Now, during all of the kafuffle Hild had put the bladder issue to the back of her mind. Navigating the speed bumps on the docks however brought it right back. Where is IKEA and their toilets!!? Needless to say we missed the exit again and again did a U-turn in the spaghetti like junctions around Newark airport (we promise never to criticise the M6/M5 junction in Birmingham ever again). At some points it would have felt like luge-practice, but not on a full bladder. We found it just in time and never before has Hild entered a public toilet with such glee. After the turmoil of the last few hours we had deserved dinner at IKEA - and we did the right thing by having meatballs and lingonberry juice. In just one hour we cleaned out IKEA and scared the checkout girl with our multiple trolley shop! Yep, we know how to do IKEA.

It was time to find our way out of here and make it back to safe little Ithaca. Easier said than done. Again and again Hild managed to direct us towards Manhattan - only to divert us at the last minute.

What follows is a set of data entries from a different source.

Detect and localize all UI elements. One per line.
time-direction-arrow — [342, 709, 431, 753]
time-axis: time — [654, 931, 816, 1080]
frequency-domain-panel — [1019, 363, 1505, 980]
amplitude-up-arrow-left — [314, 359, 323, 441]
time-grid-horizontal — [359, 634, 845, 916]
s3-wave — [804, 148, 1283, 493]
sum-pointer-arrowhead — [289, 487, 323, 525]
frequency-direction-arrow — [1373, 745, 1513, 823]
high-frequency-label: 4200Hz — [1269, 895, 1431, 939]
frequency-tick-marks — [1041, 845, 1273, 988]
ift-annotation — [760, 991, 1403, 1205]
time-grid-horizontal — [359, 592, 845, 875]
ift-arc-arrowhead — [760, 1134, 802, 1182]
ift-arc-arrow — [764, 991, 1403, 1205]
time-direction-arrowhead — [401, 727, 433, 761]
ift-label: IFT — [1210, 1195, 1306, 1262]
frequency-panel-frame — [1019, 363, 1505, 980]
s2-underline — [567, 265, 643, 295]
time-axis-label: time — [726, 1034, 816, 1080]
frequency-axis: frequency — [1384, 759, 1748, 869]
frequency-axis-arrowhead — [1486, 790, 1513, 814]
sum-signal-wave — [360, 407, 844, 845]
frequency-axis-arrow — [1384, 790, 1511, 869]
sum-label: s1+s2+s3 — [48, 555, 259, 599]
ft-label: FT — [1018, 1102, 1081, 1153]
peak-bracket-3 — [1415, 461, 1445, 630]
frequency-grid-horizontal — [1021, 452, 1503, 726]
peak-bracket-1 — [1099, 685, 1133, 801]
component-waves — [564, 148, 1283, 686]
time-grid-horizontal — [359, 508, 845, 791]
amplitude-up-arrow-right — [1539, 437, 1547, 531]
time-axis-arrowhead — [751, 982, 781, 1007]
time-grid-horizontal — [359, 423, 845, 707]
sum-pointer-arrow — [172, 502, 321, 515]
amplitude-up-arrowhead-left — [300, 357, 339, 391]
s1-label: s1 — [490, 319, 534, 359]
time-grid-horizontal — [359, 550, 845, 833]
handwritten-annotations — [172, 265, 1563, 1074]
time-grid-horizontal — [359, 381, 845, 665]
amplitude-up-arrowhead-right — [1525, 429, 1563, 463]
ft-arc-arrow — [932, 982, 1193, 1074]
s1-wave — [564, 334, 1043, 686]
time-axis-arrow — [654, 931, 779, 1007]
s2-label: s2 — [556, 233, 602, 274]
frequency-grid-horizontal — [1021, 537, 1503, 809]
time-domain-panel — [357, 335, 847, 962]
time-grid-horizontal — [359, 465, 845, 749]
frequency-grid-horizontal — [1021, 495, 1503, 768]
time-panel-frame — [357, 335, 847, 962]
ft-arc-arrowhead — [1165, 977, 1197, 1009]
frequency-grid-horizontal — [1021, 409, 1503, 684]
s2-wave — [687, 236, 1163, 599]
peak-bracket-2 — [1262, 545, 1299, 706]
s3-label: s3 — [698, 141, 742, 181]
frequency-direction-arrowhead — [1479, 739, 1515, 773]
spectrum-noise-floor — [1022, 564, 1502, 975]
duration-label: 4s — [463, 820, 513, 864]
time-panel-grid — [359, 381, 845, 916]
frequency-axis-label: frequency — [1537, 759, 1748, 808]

At one stage newspaper headings flashed in our heads: "Innocent tourists disappear in Jersey City", "Too late for a young (!) couple: We told you so - don't leave the highway!". This all became too much as we found ourselves on a normal road in a not so normal neighbourhood, having a bottle pelted at our car!

Definitely time to get out of there. And just then we found our way out to the all too familiar route 1&9. Only problem was that we were heading rapidly toward the Holland Tunnel - meaning Manhattan next. A U-turn took us back to the exact same spot, so we crossed our fingers and luckily found a last minute turn off. We shudder at the traffic jam we could have created if the Holland Tunnel by some horrible joke was 10 feet high and too small for our truck (more newspaper headlines). The "we-found-a-turn-off" celebrations were short lived as signs announced the upcoming Lincoln Tunnel also going to Manhattan. The only other exit choice was the New Jersey Turnpike - aaaaarrrrggghhh! It didn't help as we kept seeing the World Trade Centre on our right. But there in the mist - a happy little sign saying 'PS: stay left for route 3'. It might as well have said 'PS: stay left for Ithaca'. We were home free!

Now we worked our way backwards crossing over the New Jersey Turnpike (wahey!), through routes 46, 80, 380, 180, 79, 13 and North Triphammer Road. It was a doddle and a relief - 'cos we'd survived Newark, almost been in Allentown, avoided the New Jersey Turnpike several times and we'd even almost been on Manhattan. Not bad for a one day "In-Town" U-Haul hire!